Profiling for Ray Developers
Contents
Profiling for Ray Developers#
This guide helps contributors to the Ray project analyze Ray performance.
Getting a stack trace of Ray C++ processes#
You can use the following GDB command to view the current stack trace of any running Ray process (e.g., raylet). This can be useful for debugging 100% CPU utilization or infinite loops (simply run the command a few times to see what the process is stuck on).
sudo gdb -batch -ex "thread apply all bt" -p <pid>
Note that you can find the pid of the raylet with pgrep raylet
.
Installation#
These instructions are for Ubuntu only. Attempts to get pprof
to correctly
symbolize on Mac OS have failed.
sudo apt-get install google-perftools libgoogle-perftools-dev
Launching the to-profile binary#
If you want to launch Ray in profiling mode, define the following variables:
export PERFTOOLS_PATH=/usr/lib/x86_64-linux-gnu/libprofiler.so
export PERFTOOLS_LOGFILE=/tmp/pprof.out
The file /tmp/pprof.out
will be empty until you let the binary run the
target workload for a while and then kill
it via ray stop
or by
letting the driver exit.
Memory Profiling#
If you want to run memory profiling on Ray core components, you can use Jemalloc (https://github.com/jemalloc/jemalloc). Ray supports environment variables to override LD_PRELOAD on core components.
You can find the component name from ray_constants.py
. For example, if you’d like to profile gcs_server,
search PROCESS_TYPE_GCS_SERVER
in ray_constants.py
. You can see the value is gcs_server
.
Users are supposed to provide 3 env vars for memory profiling.
RAY_JEMALLOC_LIB_PATH: The path to the jemalloc shared library
so
.RAY_JEMALLOC_CONF: The MALLOC_CONF of jemalloc (comma separated).
RAY_JEMALLOC_PROFILE: Comma separated Ray components to run Jemalloc
so
. e.g., (“raylet,gcs_server”). Note that the components should match the process type inray_constants.py
. (It means “RAYLET,GCS_SERVER” won’t work).
# Install jemalloc
wget https://github.com/jemalloc/jemalloc/releases/download/5.2.1/jemalloc-5.2.1.tar.bz2
tar -xf jemalloc-5.2.1.tar.bz2
cd jemalloc-5.2.1
./configure --enable-prof --enable-prof-libunwind
make
# set jemalloc configs through MALLOC_CONF env variable
# read http://jemalloc.net/jemalloc.3.html#opt.lg_prof_interval
# for all jemalloc configs
# Ray start will profile the GCS server component.
RAY_JEMALLOC_CONF=prof:true,lg_prof_interval:33,lg_prof_sample:17,prof_final:true,prof_leak:true \
RAY_JEMALLOC_LIB_PATH=~/jemalloc-5.2.1/lib/libjemalloc.so \
RAY_JEMALLOC_PROFILE=gcs_server \
ray start --head
# You should be able to see the following logs.

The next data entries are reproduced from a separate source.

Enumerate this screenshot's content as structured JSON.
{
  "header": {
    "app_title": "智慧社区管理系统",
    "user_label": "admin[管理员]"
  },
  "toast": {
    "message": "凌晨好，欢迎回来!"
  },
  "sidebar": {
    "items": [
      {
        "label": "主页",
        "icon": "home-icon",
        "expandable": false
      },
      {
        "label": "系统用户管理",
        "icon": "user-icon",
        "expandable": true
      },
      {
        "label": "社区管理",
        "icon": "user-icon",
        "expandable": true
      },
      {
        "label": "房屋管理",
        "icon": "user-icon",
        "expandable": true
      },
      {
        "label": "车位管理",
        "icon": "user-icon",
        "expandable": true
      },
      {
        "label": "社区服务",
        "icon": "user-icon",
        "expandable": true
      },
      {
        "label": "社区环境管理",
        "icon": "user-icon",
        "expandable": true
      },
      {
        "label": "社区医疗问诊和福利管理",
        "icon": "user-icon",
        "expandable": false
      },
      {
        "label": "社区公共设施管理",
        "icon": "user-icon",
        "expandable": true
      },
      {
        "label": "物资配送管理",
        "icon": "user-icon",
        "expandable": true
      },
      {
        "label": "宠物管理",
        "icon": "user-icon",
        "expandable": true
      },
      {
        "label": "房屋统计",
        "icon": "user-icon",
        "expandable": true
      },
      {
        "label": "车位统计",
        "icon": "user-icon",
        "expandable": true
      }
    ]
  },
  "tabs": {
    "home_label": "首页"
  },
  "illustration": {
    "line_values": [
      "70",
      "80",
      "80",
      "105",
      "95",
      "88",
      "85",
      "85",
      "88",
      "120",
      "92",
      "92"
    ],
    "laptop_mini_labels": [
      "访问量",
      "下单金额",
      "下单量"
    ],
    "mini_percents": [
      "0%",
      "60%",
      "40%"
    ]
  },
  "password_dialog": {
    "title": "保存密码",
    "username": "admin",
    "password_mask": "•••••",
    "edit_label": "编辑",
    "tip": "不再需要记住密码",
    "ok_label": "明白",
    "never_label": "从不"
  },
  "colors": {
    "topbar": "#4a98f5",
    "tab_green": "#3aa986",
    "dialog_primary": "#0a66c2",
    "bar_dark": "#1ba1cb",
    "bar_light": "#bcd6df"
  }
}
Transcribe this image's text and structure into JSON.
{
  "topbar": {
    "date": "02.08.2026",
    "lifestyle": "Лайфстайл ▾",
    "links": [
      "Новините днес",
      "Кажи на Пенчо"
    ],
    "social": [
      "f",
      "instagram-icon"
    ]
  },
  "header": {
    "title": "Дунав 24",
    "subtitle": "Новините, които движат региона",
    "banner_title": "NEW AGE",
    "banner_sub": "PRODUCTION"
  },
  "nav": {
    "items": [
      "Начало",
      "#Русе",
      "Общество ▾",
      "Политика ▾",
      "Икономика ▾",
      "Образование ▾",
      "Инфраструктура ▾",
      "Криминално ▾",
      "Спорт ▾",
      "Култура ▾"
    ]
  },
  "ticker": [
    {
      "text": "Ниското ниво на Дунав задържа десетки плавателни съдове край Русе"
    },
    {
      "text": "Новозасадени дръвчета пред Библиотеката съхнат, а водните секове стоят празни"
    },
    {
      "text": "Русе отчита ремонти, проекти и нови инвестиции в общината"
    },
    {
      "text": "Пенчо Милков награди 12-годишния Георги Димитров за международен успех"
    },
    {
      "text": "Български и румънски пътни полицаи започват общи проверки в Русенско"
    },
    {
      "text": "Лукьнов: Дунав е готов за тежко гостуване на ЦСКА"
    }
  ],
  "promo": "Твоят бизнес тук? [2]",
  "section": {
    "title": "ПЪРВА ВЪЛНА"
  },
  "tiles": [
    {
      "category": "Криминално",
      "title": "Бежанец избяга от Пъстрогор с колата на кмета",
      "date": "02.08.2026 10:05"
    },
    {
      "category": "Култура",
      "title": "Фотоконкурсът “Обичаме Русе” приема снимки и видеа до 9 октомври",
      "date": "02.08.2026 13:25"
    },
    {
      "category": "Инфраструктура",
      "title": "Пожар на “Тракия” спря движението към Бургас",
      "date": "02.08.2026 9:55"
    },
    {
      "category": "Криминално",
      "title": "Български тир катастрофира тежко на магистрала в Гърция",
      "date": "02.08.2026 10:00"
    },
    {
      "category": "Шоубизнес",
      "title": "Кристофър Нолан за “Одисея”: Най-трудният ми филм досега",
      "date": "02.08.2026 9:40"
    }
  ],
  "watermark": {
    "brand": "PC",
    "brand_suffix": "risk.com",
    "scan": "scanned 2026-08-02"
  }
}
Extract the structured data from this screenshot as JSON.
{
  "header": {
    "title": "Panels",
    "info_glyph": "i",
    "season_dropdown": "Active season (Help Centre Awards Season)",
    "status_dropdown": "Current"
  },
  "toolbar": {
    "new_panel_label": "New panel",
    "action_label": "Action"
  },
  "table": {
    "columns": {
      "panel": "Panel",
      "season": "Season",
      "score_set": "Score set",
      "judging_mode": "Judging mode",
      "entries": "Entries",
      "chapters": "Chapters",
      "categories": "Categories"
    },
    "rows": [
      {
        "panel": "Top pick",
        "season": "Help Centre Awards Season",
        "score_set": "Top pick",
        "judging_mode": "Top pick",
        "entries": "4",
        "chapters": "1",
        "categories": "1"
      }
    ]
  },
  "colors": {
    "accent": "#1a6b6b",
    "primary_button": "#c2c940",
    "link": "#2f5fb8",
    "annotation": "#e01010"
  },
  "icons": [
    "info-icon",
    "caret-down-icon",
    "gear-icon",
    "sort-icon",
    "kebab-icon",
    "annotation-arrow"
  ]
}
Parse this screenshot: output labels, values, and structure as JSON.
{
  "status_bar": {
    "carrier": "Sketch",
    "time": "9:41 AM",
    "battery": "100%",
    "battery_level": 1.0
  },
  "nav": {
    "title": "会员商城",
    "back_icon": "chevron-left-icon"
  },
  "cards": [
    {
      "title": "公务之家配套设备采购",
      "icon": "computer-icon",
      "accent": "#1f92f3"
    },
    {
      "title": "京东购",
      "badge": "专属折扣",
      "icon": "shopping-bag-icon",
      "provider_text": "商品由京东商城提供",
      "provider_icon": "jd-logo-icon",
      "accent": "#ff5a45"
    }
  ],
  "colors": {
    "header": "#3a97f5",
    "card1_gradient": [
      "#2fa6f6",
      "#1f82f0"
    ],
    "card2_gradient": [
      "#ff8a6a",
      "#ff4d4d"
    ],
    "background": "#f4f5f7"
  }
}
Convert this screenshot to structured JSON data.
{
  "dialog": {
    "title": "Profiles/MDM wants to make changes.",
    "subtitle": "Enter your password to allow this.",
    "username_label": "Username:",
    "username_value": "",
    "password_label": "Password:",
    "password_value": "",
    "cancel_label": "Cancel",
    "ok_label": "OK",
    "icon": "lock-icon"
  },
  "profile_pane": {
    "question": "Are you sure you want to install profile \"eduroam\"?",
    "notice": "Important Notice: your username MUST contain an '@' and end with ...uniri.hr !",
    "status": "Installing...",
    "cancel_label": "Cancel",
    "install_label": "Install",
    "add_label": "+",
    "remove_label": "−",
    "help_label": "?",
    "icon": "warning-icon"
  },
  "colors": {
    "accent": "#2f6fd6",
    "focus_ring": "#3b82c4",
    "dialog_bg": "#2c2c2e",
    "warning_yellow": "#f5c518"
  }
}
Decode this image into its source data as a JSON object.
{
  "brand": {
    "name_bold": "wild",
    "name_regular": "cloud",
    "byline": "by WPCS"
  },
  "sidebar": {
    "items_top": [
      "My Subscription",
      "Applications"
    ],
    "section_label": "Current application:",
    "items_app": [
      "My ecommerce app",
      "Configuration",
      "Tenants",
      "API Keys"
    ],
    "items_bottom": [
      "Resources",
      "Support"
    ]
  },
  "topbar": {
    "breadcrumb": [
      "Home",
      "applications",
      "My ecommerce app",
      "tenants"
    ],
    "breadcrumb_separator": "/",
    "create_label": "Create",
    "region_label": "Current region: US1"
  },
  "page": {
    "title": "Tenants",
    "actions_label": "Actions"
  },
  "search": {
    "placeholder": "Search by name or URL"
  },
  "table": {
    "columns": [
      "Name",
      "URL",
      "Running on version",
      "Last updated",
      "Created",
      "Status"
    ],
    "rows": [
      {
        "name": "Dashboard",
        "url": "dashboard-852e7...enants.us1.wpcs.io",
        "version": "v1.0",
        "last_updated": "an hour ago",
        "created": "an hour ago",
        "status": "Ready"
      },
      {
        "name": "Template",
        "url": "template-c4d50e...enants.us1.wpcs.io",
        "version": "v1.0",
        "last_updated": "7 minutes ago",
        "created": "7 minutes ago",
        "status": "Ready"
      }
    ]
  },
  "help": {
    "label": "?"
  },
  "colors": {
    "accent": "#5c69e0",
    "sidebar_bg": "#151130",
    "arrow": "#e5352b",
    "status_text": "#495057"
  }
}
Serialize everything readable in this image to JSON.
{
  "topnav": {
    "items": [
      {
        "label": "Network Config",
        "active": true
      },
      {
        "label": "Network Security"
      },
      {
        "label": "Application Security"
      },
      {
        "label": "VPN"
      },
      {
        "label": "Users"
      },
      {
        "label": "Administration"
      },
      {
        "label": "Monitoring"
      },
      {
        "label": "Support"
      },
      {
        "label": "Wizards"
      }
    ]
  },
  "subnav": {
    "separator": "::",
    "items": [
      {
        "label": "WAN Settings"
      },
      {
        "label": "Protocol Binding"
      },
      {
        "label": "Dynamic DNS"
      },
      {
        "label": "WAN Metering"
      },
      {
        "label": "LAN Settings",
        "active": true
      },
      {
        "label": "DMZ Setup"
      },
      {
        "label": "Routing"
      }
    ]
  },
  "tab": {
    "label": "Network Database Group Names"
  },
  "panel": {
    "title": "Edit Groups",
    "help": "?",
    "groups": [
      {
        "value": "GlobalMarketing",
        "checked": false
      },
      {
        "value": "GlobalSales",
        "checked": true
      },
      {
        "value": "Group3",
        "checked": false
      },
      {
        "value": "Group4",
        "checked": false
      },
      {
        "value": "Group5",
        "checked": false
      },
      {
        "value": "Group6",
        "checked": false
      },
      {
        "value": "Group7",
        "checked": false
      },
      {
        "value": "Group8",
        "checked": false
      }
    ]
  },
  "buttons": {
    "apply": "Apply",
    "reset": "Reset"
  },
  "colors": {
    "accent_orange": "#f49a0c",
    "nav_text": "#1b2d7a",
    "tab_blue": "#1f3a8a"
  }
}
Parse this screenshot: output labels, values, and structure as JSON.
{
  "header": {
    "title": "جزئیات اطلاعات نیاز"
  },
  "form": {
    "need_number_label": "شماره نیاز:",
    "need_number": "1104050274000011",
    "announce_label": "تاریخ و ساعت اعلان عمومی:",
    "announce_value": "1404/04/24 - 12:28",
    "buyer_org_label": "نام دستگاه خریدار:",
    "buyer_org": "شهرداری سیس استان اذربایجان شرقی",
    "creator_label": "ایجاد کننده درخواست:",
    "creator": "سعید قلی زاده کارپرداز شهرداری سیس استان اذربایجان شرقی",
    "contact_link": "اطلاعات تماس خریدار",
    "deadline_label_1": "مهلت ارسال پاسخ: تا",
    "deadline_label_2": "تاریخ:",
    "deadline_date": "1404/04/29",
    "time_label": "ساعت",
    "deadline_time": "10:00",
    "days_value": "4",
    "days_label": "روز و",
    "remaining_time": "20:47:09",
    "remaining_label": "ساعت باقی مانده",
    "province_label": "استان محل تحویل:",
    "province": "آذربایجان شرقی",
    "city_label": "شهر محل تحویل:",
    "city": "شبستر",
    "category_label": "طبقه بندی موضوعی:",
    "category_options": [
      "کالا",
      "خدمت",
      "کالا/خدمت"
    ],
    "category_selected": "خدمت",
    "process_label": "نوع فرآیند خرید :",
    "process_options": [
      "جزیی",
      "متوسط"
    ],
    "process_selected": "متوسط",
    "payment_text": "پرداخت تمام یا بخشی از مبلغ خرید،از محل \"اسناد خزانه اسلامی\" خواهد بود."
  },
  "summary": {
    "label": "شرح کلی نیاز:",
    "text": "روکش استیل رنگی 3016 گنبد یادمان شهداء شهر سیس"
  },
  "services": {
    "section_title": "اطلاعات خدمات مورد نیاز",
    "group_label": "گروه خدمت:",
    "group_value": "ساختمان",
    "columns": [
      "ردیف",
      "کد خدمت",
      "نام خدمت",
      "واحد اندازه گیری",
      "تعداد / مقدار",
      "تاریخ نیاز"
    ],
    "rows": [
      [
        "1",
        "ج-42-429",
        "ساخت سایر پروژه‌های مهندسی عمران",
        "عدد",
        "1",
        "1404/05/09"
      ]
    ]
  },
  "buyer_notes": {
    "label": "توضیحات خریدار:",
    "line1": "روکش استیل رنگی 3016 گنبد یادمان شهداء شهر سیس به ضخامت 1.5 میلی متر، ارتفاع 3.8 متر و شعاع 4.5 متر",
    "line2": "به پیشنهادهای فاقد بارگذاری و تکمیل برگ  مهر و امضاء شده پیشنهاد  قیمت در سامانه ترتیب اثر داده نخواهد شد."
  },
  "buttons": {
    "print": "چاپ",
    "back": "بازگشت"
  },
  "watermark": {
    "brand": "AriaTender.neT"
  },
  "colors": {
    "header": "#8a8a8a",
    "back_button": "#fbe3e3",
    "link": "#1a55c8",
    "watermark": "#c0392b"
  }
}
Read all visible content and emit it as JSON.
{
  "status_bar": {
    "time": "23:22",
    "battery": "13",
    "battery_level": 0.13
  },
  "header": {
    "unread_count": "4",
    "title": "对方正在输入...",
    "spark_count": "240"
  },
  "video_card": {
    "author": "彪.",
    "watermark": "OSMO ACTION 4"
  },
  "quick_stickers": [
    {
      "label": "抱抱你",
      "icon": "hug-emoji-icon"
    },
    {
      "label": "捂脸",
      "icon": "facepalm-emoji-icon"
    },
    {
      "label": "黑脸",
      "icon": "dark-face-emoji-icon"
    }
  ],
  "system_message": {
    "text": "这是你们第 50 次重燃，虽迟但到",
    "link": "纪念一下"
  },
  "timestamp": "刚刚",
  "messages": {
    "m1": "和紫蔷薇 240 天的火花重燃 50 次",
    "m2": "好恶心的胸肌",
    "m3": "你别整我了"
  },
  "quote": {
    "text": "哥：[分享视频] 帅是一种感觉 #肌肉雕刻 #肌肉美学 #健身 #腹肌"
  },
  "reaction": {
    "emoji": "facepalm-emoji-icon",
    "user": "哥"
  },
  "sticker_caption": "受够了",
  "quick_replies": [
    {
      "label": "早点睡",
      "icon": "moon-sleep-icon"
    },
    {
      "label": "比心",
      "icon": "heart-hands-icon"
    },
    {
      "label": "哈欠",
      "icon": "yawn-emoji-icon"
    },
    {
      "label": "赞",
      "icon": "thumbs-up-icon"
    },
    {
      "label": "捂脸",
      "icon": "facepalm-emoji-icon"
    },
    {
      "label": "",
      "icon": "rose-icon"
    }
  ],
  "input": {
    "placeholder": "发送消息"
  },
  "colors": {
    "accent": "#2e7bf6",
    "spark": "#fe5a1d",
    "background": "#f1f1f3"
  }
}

2021-10-20 19:45:08,175 INFO services.py:622 -- Jemalloc profiling will be used for gcs_server. env vars: {'LD_PRELOAD': '/Users/sangbincho/jemalloc-5.2.1/lib/libjemalloc.so', 'MALLOC_CONF': 'prof:true,lg_prof_interval:33,lg_prof_sample:17,prof_final:true,prof_leak:true'}
Visualizing the CPU profile#
The output of pprof
can be visualized in many ways. Here we output it as a
zoomable .svg
image displaying the call graph annotated with hot paths.
# Use the appropriate path.
RAYLET=ray/python/ray/core/src/ray/raylet/raylet
google-pprof -svg $RAYLET /tmp/pprof.out > /tmp/pprof.svg
# Then open the .svg file with Chrome.
# If you realize the call graph is too large, use -focus=<some function> to zoom
# into subtrees.
google-pprof -focus=epoll_wait -svg $RAYLET /tmp/pprof.out > /tmp/pprof.svg
Here’s a snapshot of an example svg output, taken from the official documentation:

Running Microbenchmarks#
To run a set of single-node Ray microbenchmarks, use:
ray microbenchmark
You can find the microbenchmark results for Ray releases in the GitHub release logs.
References#
The pprof documentation.
The gperftools, including libprofiler, tcmalloc, and other goodies.